The first postulated Michael Porter’s proposal that business strategy should give rise to greater performance, competitive positioning, sustainable competitive edge, and commitment to a determined path. The second from Henry Mintzberg who stated that the strategic outcome is a lot influenced by the organizational design and structure, political and cultural environment or the gradual strategic formation based on the managers’ reaction to the external pressures pertaining to the external competitive surroundings. The third proposal comes from Hamel and Prahalad who viewed core competencies and potentialities as the prime factor for competitive edge.

Chaffe proposes that strategy is multi-faceted and dependant on the situation. Nevertheless, he says that it suffers from three conflicting aspects of strategy. The first model is the linear strategy model which is largely centered on forecasting and development and the second one is the adaptive strategy where the managers’ prime focus is on the means and the third one is the interpretive strategy where the procedure of research goes on the lines of the qualitative opinions of the people that reflect reality.

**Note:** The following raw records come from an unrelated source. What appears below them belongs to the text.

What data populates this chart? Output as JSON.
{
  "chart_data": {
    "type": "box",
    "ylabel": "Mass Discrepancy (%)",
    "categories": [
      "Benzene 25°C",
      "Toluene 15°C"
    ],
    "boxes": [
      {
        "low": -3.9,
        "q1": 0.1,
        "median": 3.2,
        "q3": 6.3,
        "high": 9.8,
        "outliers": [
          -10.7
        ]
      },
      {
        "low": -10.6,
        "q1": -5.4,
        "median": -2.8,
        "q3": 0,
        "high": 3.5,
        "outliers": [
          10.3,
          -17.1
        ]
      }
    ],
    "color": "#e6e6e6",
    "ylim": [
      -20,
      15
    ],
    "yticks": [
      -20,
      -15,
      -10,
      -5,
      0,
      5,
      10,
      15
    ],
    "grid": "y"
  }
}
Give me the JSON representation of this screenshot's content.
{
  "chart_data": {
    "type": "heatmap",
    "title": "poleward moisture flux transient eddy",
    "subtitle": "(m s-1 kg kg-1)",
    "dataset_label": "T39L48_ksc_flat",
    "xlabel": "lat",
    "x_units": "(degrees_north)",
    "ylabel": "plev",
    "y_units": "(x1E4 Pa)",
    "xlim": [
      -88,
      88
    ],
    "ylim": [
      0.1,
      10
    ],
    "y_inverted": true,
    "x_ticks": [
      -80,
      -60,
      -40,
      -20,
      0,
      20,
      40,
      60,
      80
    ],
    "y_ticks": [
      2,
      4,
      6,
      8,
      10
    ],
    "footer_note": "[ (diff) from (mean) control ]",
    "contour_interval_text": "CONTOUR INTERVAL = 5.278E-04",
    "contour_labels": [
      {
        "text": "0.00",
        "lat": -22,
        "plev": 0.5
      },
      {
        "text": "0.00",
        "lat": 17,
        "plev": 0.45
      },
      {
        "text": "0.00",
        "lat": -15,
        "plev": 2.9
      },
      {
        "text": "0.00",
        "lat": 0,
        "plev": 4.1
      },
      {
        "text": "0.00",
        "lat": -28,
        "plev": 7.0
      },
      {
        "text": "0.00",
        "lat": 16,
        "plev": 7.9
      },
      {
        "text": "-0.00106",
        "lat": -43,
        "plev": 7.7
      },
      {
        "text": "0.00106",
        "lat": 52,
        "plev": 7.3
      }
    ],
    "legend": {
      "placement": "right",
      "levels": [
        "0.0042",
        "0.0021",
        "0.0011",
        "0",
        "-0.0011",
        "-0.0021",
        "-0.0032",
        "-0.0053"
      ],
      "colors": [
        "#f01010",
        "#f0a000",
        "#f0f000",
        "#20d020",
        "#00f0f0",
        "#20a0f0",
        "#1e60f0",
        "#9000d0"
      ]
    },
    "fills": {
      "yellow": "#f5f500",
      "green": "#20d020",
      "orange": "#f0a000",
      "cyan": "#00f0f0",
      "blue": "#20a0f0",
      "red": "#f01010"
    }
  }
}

Conventionally, a strategy is implemented by the top level management and is passed through the next successive levels of management . For instance, in the case of successful coaches and top directors where the rules are set to be followed by the players or employees at the right time. The functioning of the strategy closely resembles the relay team which comprises of four legs and the baton is passed from the first leg to the fourth leg. Likewise, management is composed of four management hierarchies namely the senior management, middle level management, the low level management and the non-management level .

The strategy is framed by the senior level management and the middle level management and is made to be followed by the low level management and non-management like how the baton is passed in a relay from the first person to the fourth person. If the senior or middle level management is not clear in implementing or communicating the strategy, it leads to confusion and chaos. Moreover, when the involvement of senior management is too low in implementing the strategy, it takes a lot of time to reach the non-management level which leads to the failure in strategy.